I don’t know about you, but I’m a chronic overthinker. I can analyze the you know what out of just about anything. In fact, I’m pretty sure I start analyzing my day before I even wake up, because by the time my eyes flutter open I’m already mid-thought. I think that creative types tend to be this way.
We also have a tendency to plan everything at least a decade in advance. Whether this means wondering if so-and-so is good father material when you’ve only just shook hands, or worrying about whether or not you put too much cream in your coffee, option weighing is all but an art form for us.
Planning is, overall, a good thing. So is drinking water. And eating.
Do anything too much, though, and suddenly things fall apart.
When it comes to planning, you need to know what to plan and what to leave. Unless you happen to know exactly what’s going to happen every minute for the rest of your life, there are some things you simply can’t plan. And when you try to plan everything, something is bound to get messed up or sidelined in that plan. And when that happens, you tend to have an extremely unproductive day.
Ask me how I know.
It takes a lot of restraint for me to plan my day responsibly. But I had to learn how to do it after I spent a full week planning the crap out of my business, only to do…well…roughly nothing by the end of the week. I planned and re-planned and planned how I was going to do the next plan. But all I did was plan.
If you haven’t experienced this, thank your good fortune and let this be a lesson for you. If you know this all too well, here’s how to stop it.
I know, I know, it’s hard. But all those 204 things you just put on your to-do list, I promise, funnel down to about three. I used to plan out every query I was going to write, every corporate proposal I was going to send, exactly how many Constant Content submissions I was going to write and exactly what they’d be about. And then I’d wake up, realize that I didn’t like such and such query idea, look at my overwhelming list of things to do, and go get another cup of coffee. Or check the garden. Again.
Simplify, simplify, simplify. The beauty of owning your own business and freelancing is that you don’t have to have a gigantic list of things to do that are so specific you think engineers have it easy. If you come from a corporate job, though, it’s completely understandable to think that somehow you have to have a demanding quota, or list of things to do, or specific itinerary for your day.
But you don’t.
These days? I just make sure I cover my bases. Those bases are querying magazines, pitching corporate clients, and writing for the Kindle and Constant Content. I’ve pretty much let everything else go. Yes, I have my longer ongoing projects like my novel and I do things like blog – clearly – but those are things that are already routine for me. I never really over-plan them. The business side of my life is what I tended to over-plan the most.
Instead of reworking your plan, just jot down the areas you want to cover. By having less written on my to-do list I get more done, and I feel more accomplished.
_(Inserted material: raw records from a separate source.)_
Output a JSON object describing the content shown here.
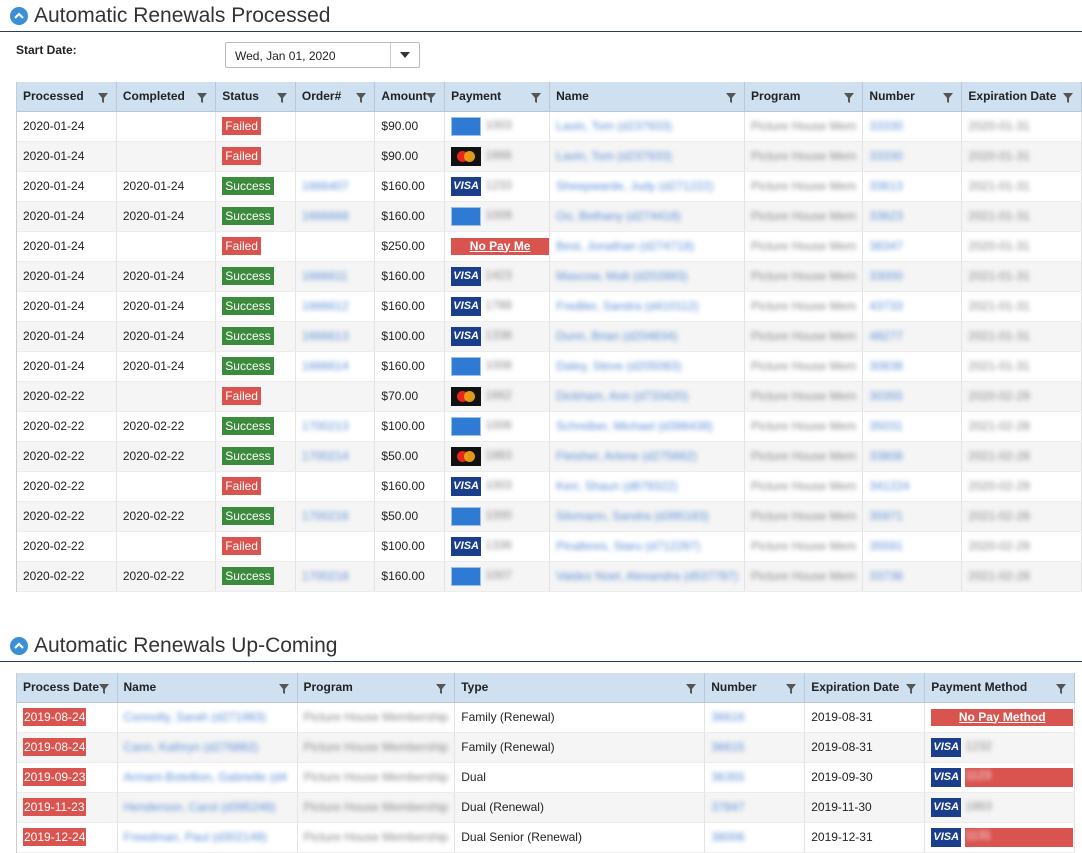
{
  "processed": {
    "title": "Automatic Renewals Processed",
    "start_date_label": "Start Date:",
    "start_date_value": "Wed, Jan 01, 2020",
    "columns": [
      "Processed",
      "Completed",
      "Status",
      "Order#",
      "Amount",
      "Payment",
      "Name",
      "Program",
      "Number",
      "Expiration Date"
    ],
    "rows": [
      {
        "processed": "2020-01-24",
        "completed": "",
        "status": "Failed",
        "order": "",
        "amount": "$90.00",
        "card": "amex",
        "card_last": "1003",
        "name": "Lavin, Tom (d237933)",
        "program": "Picture House Mem",
        "number": "33330",
        "exp": "2020-01-31"
      },
      {
        "processed": "2020-01-24",
        "completed": "",
        "status": "Failed",
        "order": "",
        "amount": "$90.00",
        "card": "mc",
        "card_last": "1666",
        "name": "Lavin, Tom (d237933)",
        "program": "Picture House Mem",
        "number": "33330",
        "exp": "2020-01-31"
      },
      {
        "processed": "2020-01-24",
        "completed": "2020-01-24",
        "status": "Success",
        "order": "1666407",
        "amount": "$160.00",
        "card": "visa",
        "card_last": "1233",
        "name": "Sheepwarde, Judy (d271222)",
        "program": "Picture House Mem",
        "number": "33613",
        "exp": "2021-01-31"
      },
      {
        "processed": "2020-01-24",
        "completed": "2020-01-24",
        "status": "Success",
        "order": "1666668",
        "amount": "$160.00",
        "card": "amex",
        "card_last": "1009",
        "name": "Oo, Bethany (d274418)",
        "program": "Picture House Mem",
        "number": "33623",
        "exp": "2021-01-31"
      },
      {
        "processed": "2020-01-24",
        "completed": "",
        "status": "Failed",
        "order": "",
        "amount": "$250.00",
        "card": "nopay",
        "card_last": "",
        "name": "Best, Jonathan (d274718)",
        "program": "Picture House Mem",
        "number": "38347",
        "exp": "2020-01-31"
      },
      {
        "processed": "2020-01-24",
        "completed": "2020-01-24",
        "status": "Success",
        "order": "1666611",
        "amount": "$160.00",
        "card": "visa",
        "card_last": "1423",
        "name": "Mascow, Matt (d202883)",
        "program": "Picture House Mem",
        "number": "33000",
        "exp": "2021-01-31"
      },
      {
        "processed": "2020-01-24",
        "completed": "2020-01-24",
        "status": "Success",
        "order": "1666612",
        "amount": "$160.00",
        "card": "visa",
        "card_last": "1788",
        "name": "Fredlier, Sandra (d410112)",
        "program": "Picture House Mem",
        "number": "43733",
        "exp": "2021-01-31"
      },
      {
        "processed": "2020-01-24",
        "completed": "2020-01-24",
        "status": "Success",
        "order": "1666613",
        "amount": "$100.00",
        "card": "visa",
        "card_last": "1338",
        "name": "Dunn, Brian (d204834)",
        "program": "Picture House Mem",
        "number": "48277",
        "exp": "2021-01-31"
      },
      {
        "processed": "2020-01-24",
        "completed": "2020-01-24",
        "status": "Success",
        "order": "1666614",
        "amount": "$160.00",
        "card": "amex",
        "card_last": "1008",
        "name": "Daley, Steve (d205083)",
        "program": "Picture House Mem",
        "number": "30838",
        "exp": "2021-01-31"
      },
      {
        "processed": "2020-02-22",
        "completed": "",
        "status": "Failed",
        "order": "",
        "amount": "$70.00",
        "card": "mc",
        "card_last": "1662",
        "name": "Dickham, Ann (d733420)",
        "program": "Picture House Mem",
        "number": "30355",
        "exp": "2020-02-29"
      },
      {
        "processed": "2020-02-22",
        "completed": "2020-02-22",
        "status": "Success",
        "order": "1700213",
        "amount": "$100.00",
        "card": "amex",
        "card_last": "1006",
        "name": "Schreiber, Michael (d396438)",
        "program": "Picture House Mem",
        "number": "35031",
        "exp": "2021-02-28"
      },
      {
        "processed": "2020-02-22",
        "completed": "2020-02-22",
        "status": "Success",
        "order": "1700214",
        "amount": "$50.00",
        "card": "mc",
        "card_last": "1883",
        "name": "Fleisher, Arlene (d275682)",
        "program": "Picture House Mem",
        "number": "33808",
        "exp": "2021-02-28"
      },
      {
        "processed": "2020-02-22",
        "completed": "",
        "status": "Failed",
        "order": "",
        "amount": "$160.00",
        "card": "visa",
        "card_last": "1003",
        "name": "Kerr, Shaun (d879322)",
        "program": "Picture House Mem",
        "number": "341224",
        "exp": "2020-02-29"
      },
      {
        "processed": "2020-02-22",
        "completed": "2020-02-22",
        "status": "Success",
        "order": "1700216",
        "amount": "$50.00",
        "card": "amex",
        "card_last": "1000",
        "name": "Silvmann, Sandra (d395183)",
        "program": "Picture House Mem",
        "number": "35971",
        "exp": "2021-02-28"
      },
      {
        "processed": "2020-02-22",
        "completed": "",
        "status": "Failed",
        "order": "",
        "amount": "$100.00",
        "card": "visa",
        "card_last": "1336",
        "name": "Pinaferes, Staru (d712287)",
        "program": "Picture House Mem",
        "number": "35591",
        "exp": "2020-02-29"
      },
      {
        "processed": "2020-02-22",
        "completed": "2020-02-22",
        "status": "Success",
        "order": "1700218",
        "amount": "$160.00",
        "card": "amex",
        "card_last": "1007",
        "name": "Valdez Noel, Alexandra (d537787)",
        "program": "Picture House Mem",
        "number": "33738",
        "exp": "2021-02-28"
      }
    ],
    "no_pay_label": "No Pay Me"
  },
  "upcoming": {
    "title": "Automatic Renewals Up-Coming",
    "columns": [
      "Process Date",
      "Name",
      "Program",
      "Type",
      "Number",
      "Expiration Date",
      "Payment Method"
    ],
    "rows": [
      {
        "process": "2019-08-24",
        "name": "Connolly, Sarah (d271983)",
        "program": "Picture House Membership",
        "type": "Family (Renewal)",
        "number": "36616",
        "exp": "2019-08-31",
        "pay": "nopay",
        "pay_last": ""
      },
      {
        "process": "2019-08-24",
        "name": "Cann, Kathryn (d276882)",
        "program": "Picture House Membership",
        "type": "Family (Renewal)",
        "number": "36615",
        "exp": "2019-08-31",
        "pay": "visa",
        "pay_last": "1232"
      },
      {
        "process": "2019-09-23",
        "name": "Armani-Botellion, Gabrielle (d4",
        "program": "Picture House Membership",
        "type": "Dual",
        "number": "36355",
        "exp": "2019-09-30",
        "pay": "visa-red",
        "pay_last": "1123"
      },
      {
        "process": "2019-11-23",
        "name": "Henderson, Carol (d395248)",
        "program": "Picture House Membership",
        "type": "Dual (Renewal)",
        "number": "37847",
        "exp": "2019-11-30",
        "pay": "visa",
        "pay_last": "1863"
      },
      {
        "process": "2019-12-24",
        "name": "Freedman, Paul (d302149)",
        "program": "Picture House Membership",
        "type": "Dual Senior (Renewal)",
        "number": "38006",
        "exp": "2019-12-31",
        "pay": "visa-red",
        "pay_last": "1131"
      }
    ],
    "no_pay_label": "No Pay Method"
  },
  "colors": {
    "header_bg": "#cfe0f1",
    "failed": "#d9534f",
    "success": "#3c8a3c",
    "accent": "#3a8fd6"
  }
}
I also am much freer to do what I want to do and follow leads where they take me. If you have a list of certain clients to pitch and you learn about someone you think is a better fit in the morning, what happens to your plan? You already feel behind, even though that plan was a creation of your own mind.
In order to really hit my income goals, make a comfortable living, and be where I want to be financially I know I need to go catch the bigger fish, write the higher paying things, and let the little ones go. I know that I need to make querying and prospecting an absolute priority, so they’re at the top of my list. Instead of tracking what I need to do, I track what I’ve actually done.
If you’re not marketing, submitting, or putting words on a page you’re not earning a dime. So keep planning short, don’t get too specific, and only worry about the basics.
I know what I need to earn per word, minimum, how much I need to write at a few different pay rates to hit my goal, and where I can get the best paying work. That led to my knowing the top three or four areas I need to market in. Bam.
Everything else is a day to day thing. And that’s really the best way to have it. One lead can take you to another which can guide you to a story that would be perfect for XYZ Magazine and suddenly you’ve landed a $1,000 writing gig you never had on that list.
So if you find yourself broke, not where you want to be, and can’t figure out how that happened, start keeping track of the actual marketing and writing you do. If it’s not the majority of your day, there’s your answer.
Do you have a story of when over-planning cost you cash? Tell us in the comments.